Good gawd, what’s he going on about now?

Published on 2 April 2019 in , ,

First I start this with some important information. Despite what it looks like at the beginning, this is NOT a piece about Brexit. Inspired by something Brexit related, yes. But about Brexit? No.

With that said, let me begin. Earlier today I wrote this on Twitter:

There is one thing I don’t understand. If a general election is deemed to be the solution (and gawd help us if that is the deemed the best answer…), what Brexit policy will they stand on?

@andrewbowden, 2 April 2019

I repeat, this is not about Brexit. It’s about one word in the above.


It’s not a phrase I have come across very much in my life. At least, not spelt out like that. According to Google’s Ngram viewer, usage peaked in the 1920s.
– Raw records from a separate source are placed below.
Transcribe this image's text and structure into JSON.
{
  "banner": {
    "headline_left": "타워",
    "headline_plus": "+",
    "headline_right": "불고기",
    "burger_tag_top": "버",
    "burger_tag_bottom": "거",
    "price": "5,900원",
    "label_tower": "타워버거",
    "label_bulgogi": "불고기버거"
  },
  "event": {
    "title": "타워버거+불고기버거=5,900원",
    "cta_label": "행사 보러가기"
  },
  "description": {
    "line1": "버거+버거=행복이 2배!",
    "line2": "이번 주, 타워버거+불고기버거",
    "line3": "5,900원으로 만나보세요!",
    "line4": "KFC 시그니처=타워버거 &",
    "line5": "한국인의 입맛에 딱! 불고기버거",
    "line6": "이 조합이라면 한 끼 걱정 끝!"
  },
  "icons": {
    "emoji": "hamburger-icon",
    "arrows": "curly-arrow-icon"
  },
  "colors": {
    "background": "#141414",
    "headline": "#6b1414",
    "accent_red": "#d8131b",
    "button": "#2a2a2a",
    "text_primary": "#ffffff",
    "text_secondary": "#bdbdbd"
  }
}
Perhaps everyone exclaimed it whilst doing the Charleston or something.

I came across it many years later, in a series of Grange Hill novels stocked in my high school library. Books with stories of Ziggy and Whammo and loads of other characters who had long gone from the TV screen. But which I read anyway. And on every page there seemed to be someone whining “Oh Gawd”, “Good Gawd”, or perhaps just “Gawd!

As a teenager who dilligently went to church every week, I was probably quite anti this taking the Lord’s name in vain thing, even if it was mis-spelt. I was quite anti Orbital’s song Satan for similar reasons when that came out a few years later. These days I am an athiest. But I still don’t use the “Lord’s name” in exclamation. Given I don’t believe in the existance of any god, it feels like using the word kind of gives the entire principle of them some legitimacy. Besides, why bother when there are much better words beginning with F, T, S and C to use instead?

But they’re not words I tend to use in writing. Or very much at all since I had children. So today I dug out gawd from my memory banks. It’s a kind of fake swear. An exclamation of disbelief. One that really doesn’t mean anything at all.